Un destello travieso iluminó sus hermosos ojos.
Las mejillas de Isaac se tiñeron de calor. Humedeció los labios y respondió en voz baja: «Sí.»
Cuando el sol se hundió en el horizonte, llegaron a un restaurante elegante.
Era refinado y distinguido, con un violinista que tejía notas delicadas en el aire.
En cuanto Verena se acomodó en su asiento, Isaac deslizó una cajita de terciopelo negro sobre la mesa.
«La vi en la subasta y pensé que te quedaría bien. Espero que sea de tu agrado.»
Los labios de Verena se curvaron en una sonrisa. Las indirectas de verdad sí daban resultado. Pero al abrir la cajita, su expresión vaciló apenas un instante.
Dentro no había un collar, sino un pañuelo de seda.
Isaac notó su duda y preguntó con cautela: «¿No te gusta, Verena?»
Verena ocultó su confusión, y sus labios se curvaron con calidez. «Me gusta muchísimo. Mientras el regalo venga de ti, lo voy a atesorar siempre.»
Verena estaba un poco desconcertada. Isaac no le había dado el collar que guardaba en el estudio. En su lugar, le había comprado un pañuelo.
¿Pero por qué?
Verena confiaba lo suficiente en él como para creer que no dejaría entrar a otra mujer en su vida. Llegó a la conclusión de que quizás el collar era un regalo destinado a algún familiar.
Dejando sus suposiciones a un lado, Verena se puso de pie, se colocó frente a Isaac y se hincó. «¿Me ayudarías con esto?»
«Claro.» Isaac tomó el pañuelo, lo dobló con cuidado y lo envolvió suavemente alrededor de su cuello, anudándolo en un moño prolijo.
Verena permaneció hincada ante él, y de forma natural, su mirada descendió.

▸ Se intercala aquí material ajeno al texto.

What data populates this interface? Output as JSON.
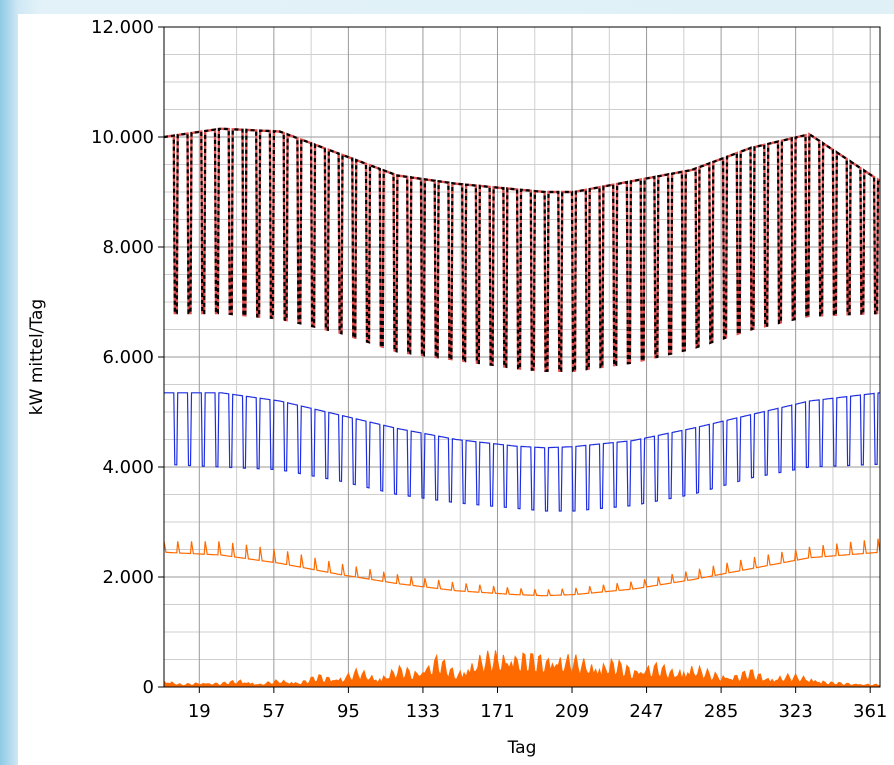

Al entrar al restaurante, Verena se había quitado el abrigo, revelando un suéter ligeramente holgado. Al inclinarse, el cuello se corrió un poco, dejando al descubierto las líneas elegantes de sus clavículas.
En el momento en que Isaac estaba a punto de apartar la vista, algo llamó su atención y lo dejó paralizado.
Justo debajo de la clavícula, cerca del corazón, había un tatuaje: una sola inicial, «I».
La expresión de Isaac se descompuso y su ceño se frunció.
¿A quién pertenecía esa «I»?
Recordó que ella había mencionado un primer amor, y sintió como si alguien le hubiera dado un golpe fuerte en el pecho.
Parecía que ella no había borrado a su primer novio de su memoria. Verena había confesado una vez que se habían amado profundamente. Aunque lo llamaba el pasado… si de verdad fuera solo historia, si todos los sentimientos se hubieran desvanecido, ¿quién seguiría cargando un tatuaje hecho para un amor del pasado?